Saída do euro só com referendo, diz cabeça de lista do PCP às europeias
Para João Ferreira, que volta a ser o cabeça de lista da CDU ao Parlamento Europeu, o que é necessário é fazer prevalecer, sobre as imposições da UE, as políticas de que o país precisa - e implementá-las de facto. Mas não é obrigatório deixar a UE para isso. Comunistas acreditam na eleição de um quarto deputado.
Aos 40 anos, o biólogo que é eurodeputado desde 2009 e vereador sem pelouro atribuído na Câmara de Lisboa desde 2012, volta a liderar a lista comunista às europeias. Vai voltar a agitar as bandeiras da saída do euro, da renegociação da dívida e da rejeição do Tratado Orçamental, mas avisa que os constrangimentos orçamentais e financeiros do país vão muito além destes instrumentos europeus. A apresentação pública será só a 17 de Janeiro.
Está de regresso à corrida europeia: qual é o objectivo de votação da CDU, os quase 13% de 2014?
Tivemos um muito bom resultado há cinco anos, indiscutivelmente, que é fruto do reconhecimento do trabalho dos eleitos do PCP e da CDU no Parlamento Europeu (PE). Nestes cinco anos, as razões de reconhecimento desse trabalho são acrescidas e, nessa medida, creio que a expectativa é de podemos progredir no ponto de vista eleitoral e que isso tenha uma tradução em termos de representação da CDU.
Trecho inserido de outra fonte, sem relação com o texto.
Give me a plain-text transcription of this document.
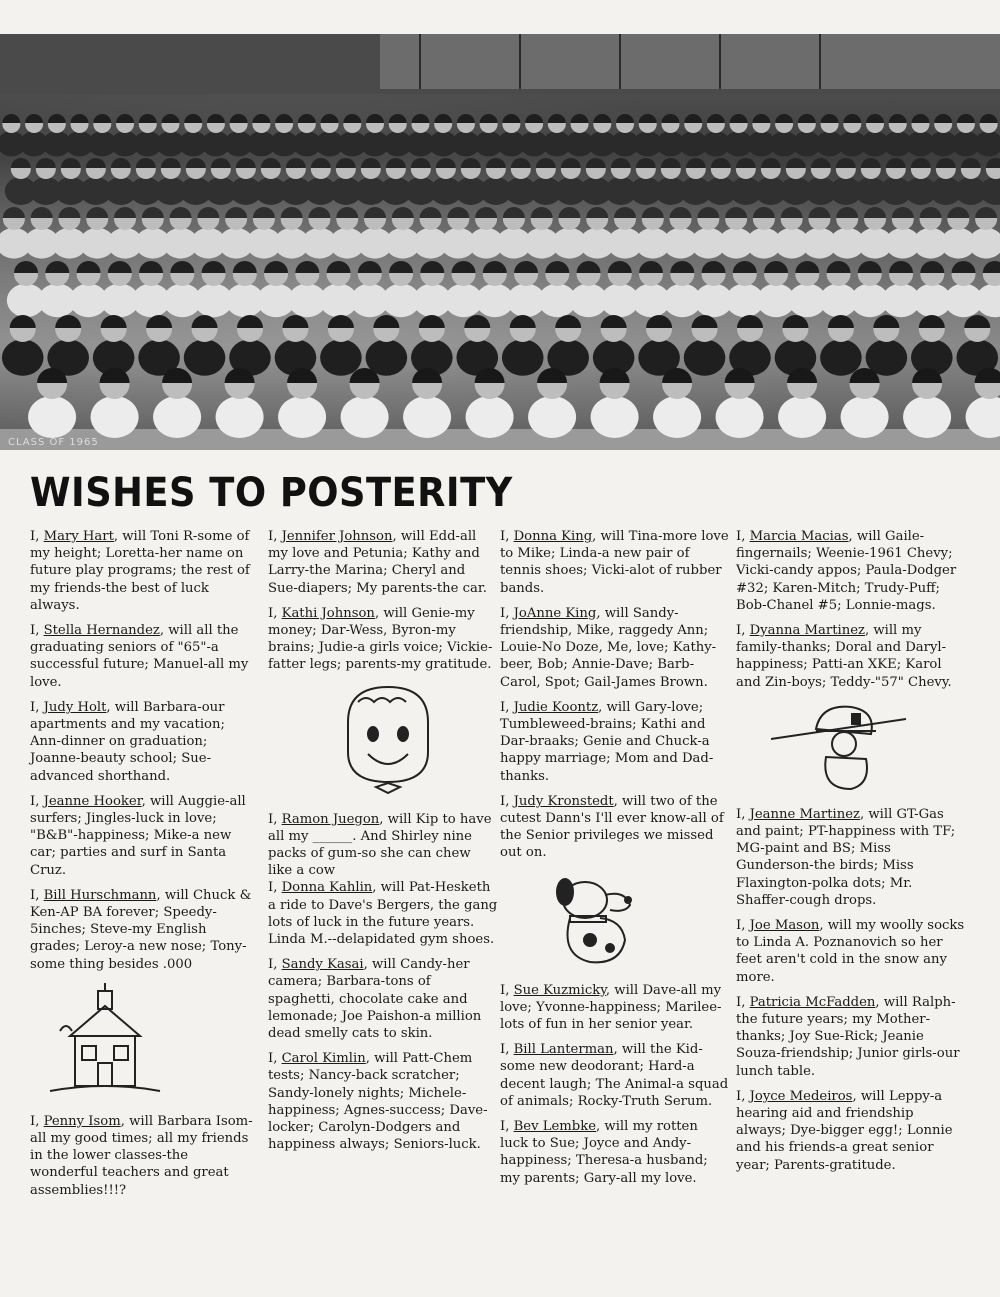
CLASS OF 1965
WISHES TO POSTERITY

I, Mary Hart, will Toni R-some of my height; Loretta-her name on future play programs; the rest of my friends-the best of luck always.

I, Stella Hernandez, will all the graduating seniors of "65"-a successful future; Manuel-all my love.

I, Judy Holt, will Barbara-our apartments and my vacation; Ann-dinner on graduation; Joanne-beauty school; Sue-advanced shorthand.

I, Jeanne Hooker, will Auggie-all surfers; Jingles-luck in love; "B&B"-happiness; Mike-a new car; parties and surf in Santa Cruz.

I, Bill Hurschmann, will Chuck & Ken-AP BA forever; Speedy-5inches; Steve-my English grades; Leroy-a new nose; Tony-some thing besides .000

I, Penny Isom, will Barbara Isom-all my good times; all my friends in the lower classes-the wonderful teachers and great assemblies!!!?

I, Jennifer Johnson, will Edd-all my love and Petunia; Kathy and Larry-the Marina; Cheryl and Sue-diapers; My parents-the car.

I, Kathi Johnson, will Genie-my money; Dar-Wess, Byron-my brains; Judie-a girls voice; Vickie-fatter legs; parents-my gratitude.

I, Ramon Juegon, will Kip to have all my ______. And Shirley nine packs of gum-so she can chew like a cow
I, Donna Kahlin, will Pat-Hesketh a ride to Dave's Bergers, the gang lots of luck in the future years. Linda M.--delapidated gym shoes.

I, Sandy Kasai, will Candy-her camera; Barbara-tons of spaghetti, chocolate cake and lemonade; Joe Paishon-a million dead smelly cats to skin.

I, Carol Kimlin, will Patt-Chem tests; Nancy-back scratcher; Sandy-lonely nights; Michele-happiness; Agnes-success; Dave-locker; Carolyn-Dodgers and happiness always; Seniors-luck.

I, Donna King, will Tina-more love to Mike; Linda-a new pair of tennis shoes; Vicki-alot of rubber bands.

I, JoAnne King, will Sandy-friendship, Mike, raggedy Ann; Louie-No Doze, Me, love; Kathy-beer, Bob; Annie-Dave; Barb-Carol, Spot; Gail-James Brown.

I, Judie Koontz, will Gary-love; Tumbleweed-brains; Kathi and Dar-braaks; Genie and Chuck-a happy marriage; Mom and Dad-thanks.

I, Judy Kronstedt, will two of the cutest Dann's I'll ever know-all of the Senior privileges we missed out on.

I, Sue Kuzmicky, will Dave-all my love; Yvonne-happiness; Marilee-lots of fun in her senior year.

I, Bill Lanterman, will the Kid-some new deodorant; Hard-a decent laugh; The Animal-a squad of animals; Rocky-Truth Serum.

I, Bev Lembke, will my rotten luck to Sue; Joyce and Andy-happiness; Theresa-a husband; my parents; Gary-all my love.

I, Marcia Macias, will Gaile-fingernails; Weenie-1961 Chevy; Vicki-candy appos; Paula-Dodger #32; Karen-Mitch; Trudy-Puff; Bob-Chanel #5; Lonnie-mags.

I, Dyanna Martinez, will my family-thanks; Doral and Daryl-happiness; Patti-an XKE; Karol and Zin-boys; Teddy-"57" Chevy.

I, Jeanne Martinez, will GT-Gas and paint; PT-happiness with TF; MG-paint and BS; Miss Gunderson-the birds; Miss Flaxington-polka dots; Mr. Shaffer-cough drops.

I, Joe Mason, will my woolly socks to Linda A. Poznanovich so her feet aren't cold in the snow any more.

I, Patricia McFadden, will Ralph-the future years; my Mother-thanks; Joy Sue-Rick; Jeanie Souza-friendship; Junior girls-our lunch table.

I, Joyce Medeiros, will Leppy-a hearing aid and friendship always; Dye-bigger egg!; Lonnie and his friends-a great senior year; Parents-gratitude.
Na campanha eleitoral vai pedir explicitamente um quarto mandato para o PCP?
Por aquilo que foi a intervenção dos eleitos do PCP nestes últimos anos, seria justo e até positivo para o país. Temos tempos pela frente que serão de alguma incerteza e instabilidade e precisamos, neste cenário, de uma voz firme e muito comprometida com a defesa dos interesses nacionais. O PCP tem sido essa voz e é justo e necessário alargar a sua expressão.
O seu objectivo é o quarto mandato?
Isso eu não disse. Há cinco anos também disse que era justo e necessário alargar a representação da CDU no PE. Isso foi possível, elegemos o terceiro.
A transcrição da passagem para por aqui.